Functionality Checklist

  • Path routing
  • Async-compatible route handlers
  • Error handling
  • Route params
  • Query params
  • Response helpers
  • JSON
  • Custom headers
  • Request bodies
  • Cookies

Is middleware support planned?

No. While middleware enables one to perform common logic and mutations upon request and response references, my personal experience with this pattern demonstrates that it scales poorly in larger codebases. I’ve thus omitted such a mechanism in to promote the explicit declaration of said common logic in a bid to localise it to expected sites.

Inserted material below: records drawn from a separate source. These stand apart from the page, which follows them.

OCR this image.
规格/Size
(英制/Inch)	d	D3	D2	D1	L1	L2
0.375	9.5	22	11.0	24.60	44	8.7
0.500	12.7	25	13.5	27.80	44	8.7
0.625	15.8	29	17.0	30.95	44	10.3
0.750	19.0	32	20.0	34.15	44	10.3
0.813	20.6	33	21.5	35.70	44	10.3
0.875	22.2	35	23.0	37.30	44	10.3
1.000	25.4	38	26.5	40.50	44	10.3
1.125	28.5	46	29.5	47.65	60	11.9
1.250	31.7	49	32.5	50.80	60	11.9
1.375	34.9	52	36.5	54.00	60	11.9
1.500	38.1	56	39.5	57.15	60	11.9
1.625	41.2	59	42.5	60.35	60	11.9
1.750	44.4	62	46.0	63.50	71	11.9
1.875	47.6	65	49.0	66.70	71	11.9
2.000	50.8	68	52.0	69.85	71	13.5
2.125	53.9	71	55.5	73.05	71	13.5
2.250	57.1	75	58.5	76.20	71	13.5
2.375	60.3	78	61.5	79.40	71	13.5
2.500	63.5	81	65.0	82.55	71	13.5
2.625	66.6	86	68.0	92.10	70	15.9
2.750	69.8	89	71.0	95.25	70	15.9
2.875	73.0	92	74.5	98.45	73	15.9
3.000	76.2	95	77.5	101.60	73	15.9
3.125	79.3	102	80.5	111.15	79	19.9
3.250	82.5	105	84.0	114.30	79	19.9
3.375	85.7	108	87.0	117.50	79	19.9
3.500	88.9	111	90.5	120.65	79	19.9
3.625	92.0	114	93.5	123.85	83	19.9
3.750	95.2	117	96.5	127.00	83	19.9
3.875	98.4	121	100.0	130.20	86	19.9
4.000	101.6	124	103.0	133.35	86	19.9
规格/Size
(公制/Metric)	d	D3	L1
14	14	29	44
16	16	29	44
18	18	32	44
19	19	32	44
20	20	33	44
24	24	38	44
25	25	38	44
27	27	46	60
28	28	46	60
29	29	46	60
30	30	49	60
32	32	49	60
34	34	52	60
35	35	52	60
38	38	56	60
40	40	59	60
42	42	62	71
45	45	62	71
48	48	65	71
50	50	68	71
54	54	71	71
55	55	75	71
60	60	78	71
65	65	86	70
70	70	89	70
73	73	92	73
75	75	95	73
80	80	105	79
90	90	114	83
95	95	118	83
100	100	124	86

For instance:

const app = async (req: ServerRequest) => {
  logRequest(req);

  req.respond(
    await router(req).catch(e =>
      e instanceof NotFoundError ? notFound(e) : serverError(e),
    ),
  );
};

Without having to mentally grok the flow of a request within a chain of middlewares, we’re able to build foundational functionality around our router. Want to serve error respones? Handle Promise rejections with #catch. Want to log requests? Call your logger of choice explicitly before forwarding a request to the router.

There are certainly instances in which the middleware pattern can be beneficial, but I believe it compromises the ability to explicitly declare intent. I’ll provide more examples as I further flesh out this project.